Turn Me On, Goddammit (2011)
Få meg på, for faen
(a.k.a. Turn Me On, Dammit!)
***/****
starring Helen Bergsholm, Malin Bjørhovde, Henriette Steenstrup, Beate Støfring
screenplay by Jannicke Systad Jacobsen, based on the novel by Olaug Nilssen
directed by Jannicke Systad Jacobsen
by Angelo Muredda Turn Me On, Goddammit opens with a provocation worthy of its title. Our introduction to fifteen-year-old Alma (Helene Bergsholm) finds her on the kitchen floor, masturbating to a phone-sex line (she’s a preferred caller and sort-of friend to operator Stig (Per Kjerstad)) while her dog watches with interest.
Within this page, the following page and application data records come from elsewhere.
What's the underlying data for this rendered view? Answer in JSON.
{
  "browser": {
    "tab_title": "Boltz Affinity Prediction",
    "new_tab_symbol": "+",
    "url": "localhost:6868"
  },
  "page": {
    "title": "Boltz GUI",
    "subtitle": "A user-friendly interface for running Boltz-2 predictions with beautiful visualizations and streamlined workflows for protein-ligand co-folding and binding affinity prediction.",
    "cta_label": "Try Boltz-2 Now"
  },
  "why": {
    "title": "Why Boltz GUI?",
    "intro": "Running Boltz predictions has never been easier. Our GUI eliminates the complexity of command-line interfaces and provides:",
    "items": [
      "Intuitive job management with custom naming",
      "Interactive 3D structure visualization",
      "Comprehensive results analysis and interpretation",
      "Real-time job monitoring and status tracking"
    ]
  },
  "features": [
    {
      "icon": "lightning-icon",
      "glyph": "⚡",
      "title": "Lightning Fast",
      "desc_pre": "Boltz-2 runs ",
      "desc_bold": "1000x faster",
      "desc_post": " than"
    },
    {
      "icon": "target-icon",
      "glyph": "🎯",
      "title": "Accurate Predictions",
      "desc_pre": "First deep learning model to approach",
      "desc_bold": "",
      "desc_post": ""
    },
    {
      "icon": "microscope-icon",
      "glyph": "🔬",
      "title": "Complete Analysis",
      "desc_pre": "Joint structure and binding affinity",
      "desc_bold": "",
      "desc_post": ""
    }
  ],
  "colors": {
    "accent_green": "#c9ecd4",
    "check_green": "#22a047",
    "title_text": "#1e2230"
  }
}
That’s some hook, but Jannicke Systad Jacobsen’s first dramatic feature after a string of documentaries is at its best when it bypasses this kind of frontal assault and plays to Jacobsen’s strengths, namely her delicate touch with nonprofessional actors and sharp distillation of the gender politics of small-town life. While the film nicely delineates its washed-out setting of Skoddeheimen, a remote mountain village in Norway whose welcome sign kids unfailingly raise a middle-finger to on the bus ride home from school, Jacobsen’s real boon is to capture a spectrum of teens’ sexual attitudes within a hermetically-sealed but still fairly typical environment. While that might make Turn Me On, Goddammit sound like a dry sociological tome, Jacobsen and Bergsholm, in her debut, are adept at making Alma not a blank Norwegian Everygirl but someone who’s credibly starting to cultivate her sexual proclivities in a hostile space.